A oposição criticou a postura adotada pela presidência da Casa. "O governo do Estado está transformando tudo isso num caso de polícia. Parece que estamos num presídio", ressaltou o deputado Professor Lemos. 

DIVERGÊNCIAS 

A ParanaPrevidência é composta por três fundos, o Militar, o Financeiro e o de Previdência. A ideia do Executivo é transferir 33.556 beneficiários com 73 anos ou mais do Fundo Financeiro, que é arcado com pelo Tesouro Estadual, para o Fundo de Previdência, que é constituído a partir de contribuições dos servidores e do poder público. De acordo com o governo, esta migração proporcionará uma economia de R$ 125 milhões, por mês, com o pagamento de benefícios. Um valor muito significativo para o cenário de dificuldade financeira vivido pelo Executivo. 

Entretanto, a categoria cobra que o governo apresente garantias mais efetivas para manter a estabilidade financeira da ParanaPrevidência. Para isso, já havia apresentado mais de dez emendas ao texto que está sendo discutido. Conforme o sindicato, as negociações avançaram, entretanto, existem pontos fundamentais que ainda precisam ser revistos. Segundo a entidade, os servidores são contrários à retroatividade do projeto de lei. Pelo texto apresentado, as mudanças seriam retroativas a janeiro deste ano – o que significaria um aporte aos cofres do Estado de R$ 500 milhões. A categoria também cobra a paridade entre servidores na formação dos conselhos da ParanaPrevidência, além de assegurar o aporte de R$ 1 bilhão no Fundo Previdenciário. 

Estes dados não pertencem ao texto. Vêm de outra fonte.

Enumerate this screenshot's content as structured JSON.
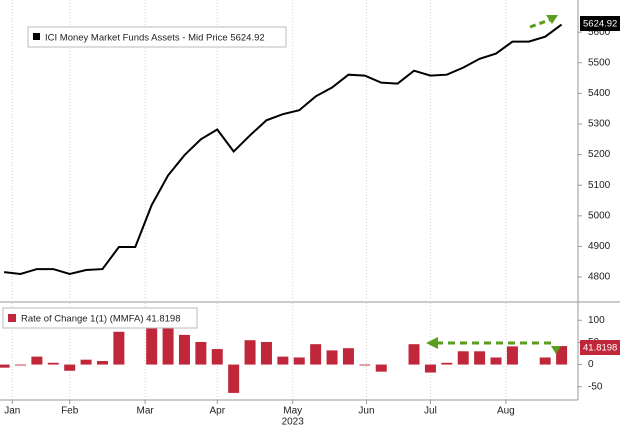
{
  "chart_data": [
    {
      "type": "line",
      "xlim": [
        -0.25,
        35
      ],
      "ylim": [
        4725,
        5705
      ],
      "yticks": [
        4800,
        4900,
        5000,
        5100,
        5200,
        5300,
        5400,
        5500,
        5600
      ],
      "grid": true,
      "series": [
        {
          "name": "ICI Money Market Funds Assets - Mid Price",
          "color": "#000000",
          "values": [
            4816,
            4810,
            4826,
            4826,
            4810,
            4823,
            4826,
            4898,
            4898,
            5035,
            5132,
            5198,
            5250,
            5282,
            5210,
            5263,
            5312,
            5332,
            5345,
            5390,
            5419,
            5461,
            5458,
            5435,
            5432,
            5474,
            5458,
            5461,
            5484,
            5513,
            5530,
            5569,
            5569,
            5585,
            5624.92
          ]
        }
      ]
    },
    {
      "type": "bar",
      "xlim": [
        -0.25,
        35
      ],
      "ylim": [
        -80,
        139
      ],
      "yticks": [
        -50,
        0,
        50,
        100
      ],
      "grid": true,
      "xlabel": "2023",
      "xticks": [
        {
          "value": 0.5,
          "label": "Jan"
        },
        {
          "value": 4.0,
          "label": "Feb"
        },
        {
          "value": 8.6,
          "label": "Mar"
        },
        {
          "value": 13.0,
          "label": "Apr"
        },
        {
          "value": 17.6,
          "label": "May"
        },
        {
          "value": 22.1,
          "label": "Jun"
        },
        {
          "value": 26.0,
          "label": "Jul"
        },
        {
          "value": 30.6,
          "label": "Aug"
        }
      ],
      "series": [
        {
          "name": "Rate of Change 1(1) (MMFA)",
          "color": "#c0273a",
          "values": [
            -7,
            -2,
            18,
            4,
            -14,
            11,
            8,
            74,
            0,
            85,
            85,
            67,
            51,
            35,
            -64,
            55,
            51,
            18,
            16,
            46,
            32,
            37,
            -2,
            -16,
            0,
            46,
            -18,
            4,
            30,
            30,
            16,
            41,
            0,
            16,
            41.8198
          ]
        }
      ]
    }
  ]
}
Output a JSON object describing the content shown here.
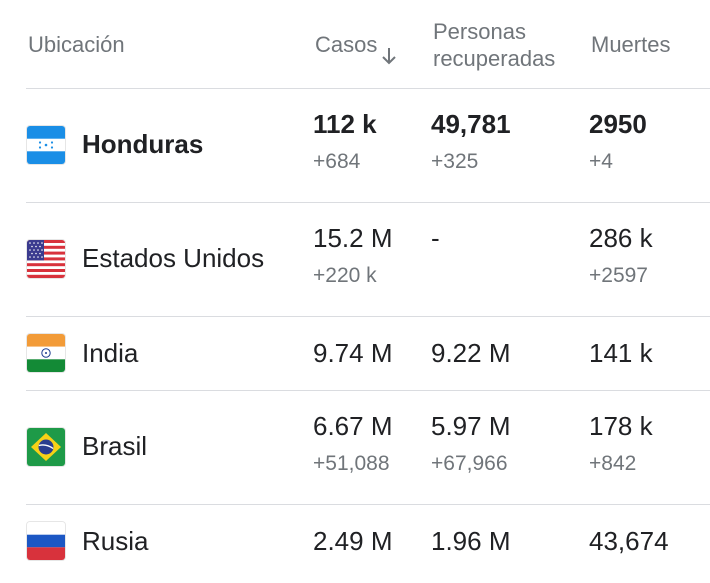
{
  "header": {
    "location": "Ubicación",
    "cases": "Casos",
    "recovered_line1": "Personas",
    "recovered_line2": "recuperadas",
    "deaths": "Muertes"
  },
  "rows": [
    {
      "country": "Honduras",
      "flag": "honduras-flag",
      "cases": "112 k",
      "cases_delta": "+684",
      "recovered": "49,781",
      "recovered_delta": "+325",
      "deaths": "2950",
      "deaths_delta": "+4"
    },
    {
      "country": "Estados Unidos",
      "flag": "usa-flag",
      "cases": "15.2 M",
      "cases_delta": "+220 k",
      "recovered": "-",
      "recovered_delta": "",
      "deaths": "286 k",
      "deaths_delta": "+2597"
    },
    {
      "country": "India",
      "flag": "india-flag",
      "cases": "9.74 M",
      "cases_delta": "",
      "recovered": "9.22 M",
      "recovered_delta": "",
      "deaths": "141 k",
      "deaths_delta": ""
    },
    {
      "country": "Brasil",
      "flag": "brazil-flag",
      "cases": "6.67 M",
      "cases_delta": "+51,088",
      "recovered": "5.97 M",
      "recovered_delta": "+67,966",
      "deaths": "178 k",
      "deaths_delta": "+842"
    },
    {
      "country": "Rusia",
      "flag": "russia-flag",
      "cases": "2.49 M",
      "cases_delta": "",
      "recovered": "1.96 M",
      "recovered_delta": "",
      "deaths": "43,674",
      "deaths_delta": ""
    }
  ]
}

"Esse projeto é fruto de um descompasso das finanças do Estado. O que o governo está fazendo é tentar resolver os seus problemas dos próximos anos. A impressão que dá é que o governador Carlos Alberto está a passeio. Ele vai resolver seu problema, pegar o dinheiro e depois deixar o estrago para quem vem na sequência", disse Tadeu Veneri (PT), da bancada de oposição. 

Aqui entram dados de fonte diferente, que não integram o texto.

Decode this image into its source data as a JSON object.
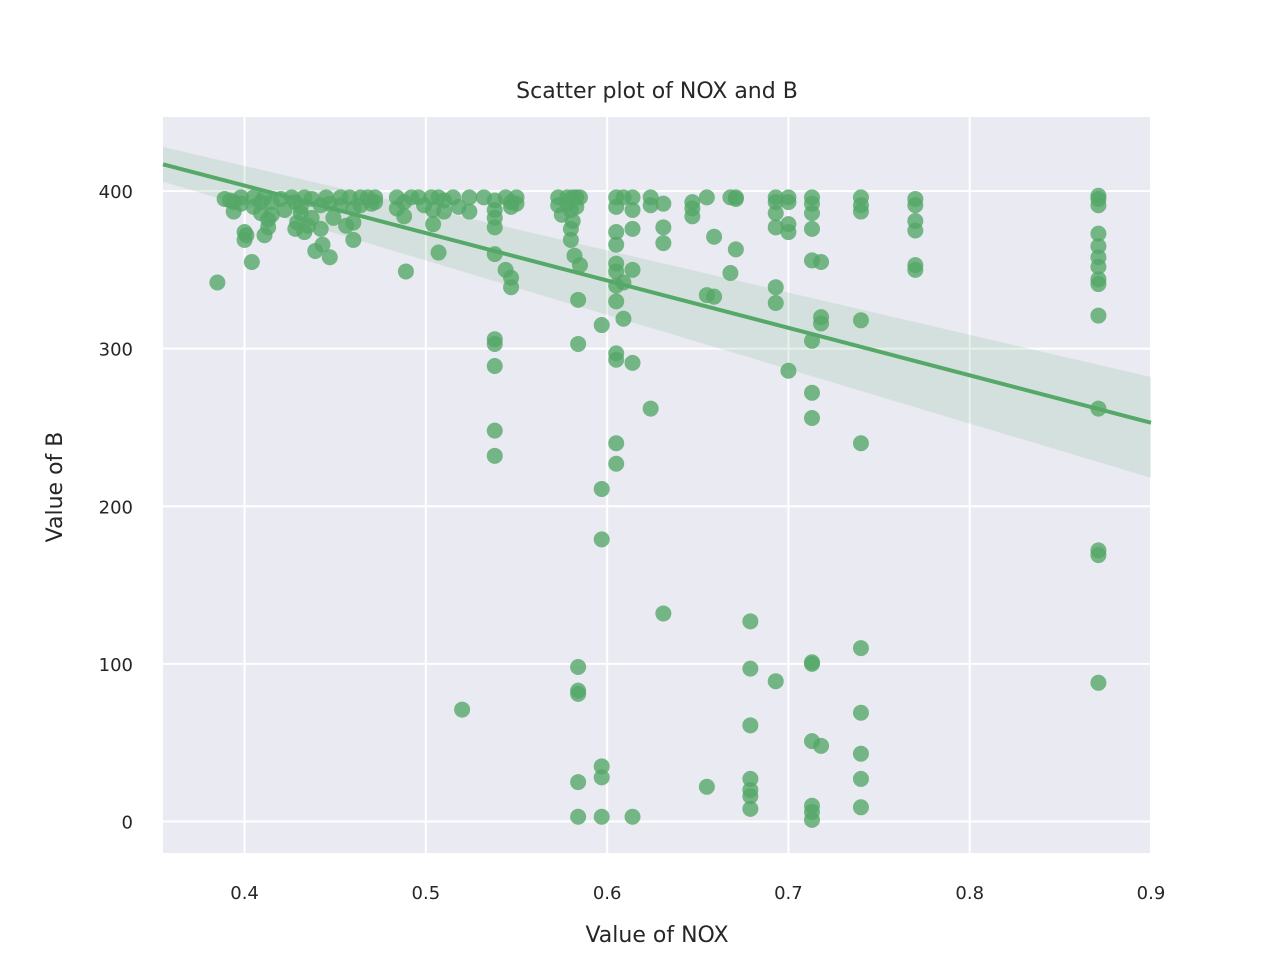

Já para o líder da base aliada, Luiz Cláudio Romanelli (PMDB), o projeto foi amplamente discutido e fruto de consenso entre os parlamentares. "Não há nenhuma pressa em votar o projeto. Há um calendário que ficou acertado com os servidores. Durante o mês de março nós discutiríamos o projeto e em abril a proposta seguiria para o plenário. Não há nenhum atropelo", destacou. 

AJUSTE FISCAL 

Os deputados ainda aprovaram ontem, em terceira discussão durante a sessão extraordinária, o "pacotão" de ajuste fiscal do Executivo. O projeto prevê mais de uma dezena de medidas consideradas fundamentais para tirar o Estado da situação financeira crítica. Entre corte de despesas e aumento de receitas, o governo espera obter um saldo positivo de até R$ 2 bilhões. A proposta, por exemplo, permite ao Executivo vender débitos que tem a receber, no mercado privado, na forma de debêntures, a serem emitidas por Sociedade de Propósito Específico (SPE) ou Fundo de Investimento. Essa foi a maneira encontrada para antecipar fluxos de caixa futuros com impostos em atraso sem comprometer a capacidade de endividamento prevista em lei. O governo também aposta num programa de refinanciamento de dívidas contraídas até 2014, que oferecerá descontos de até 75% no valor das multas e de até 60% no valor dos juros.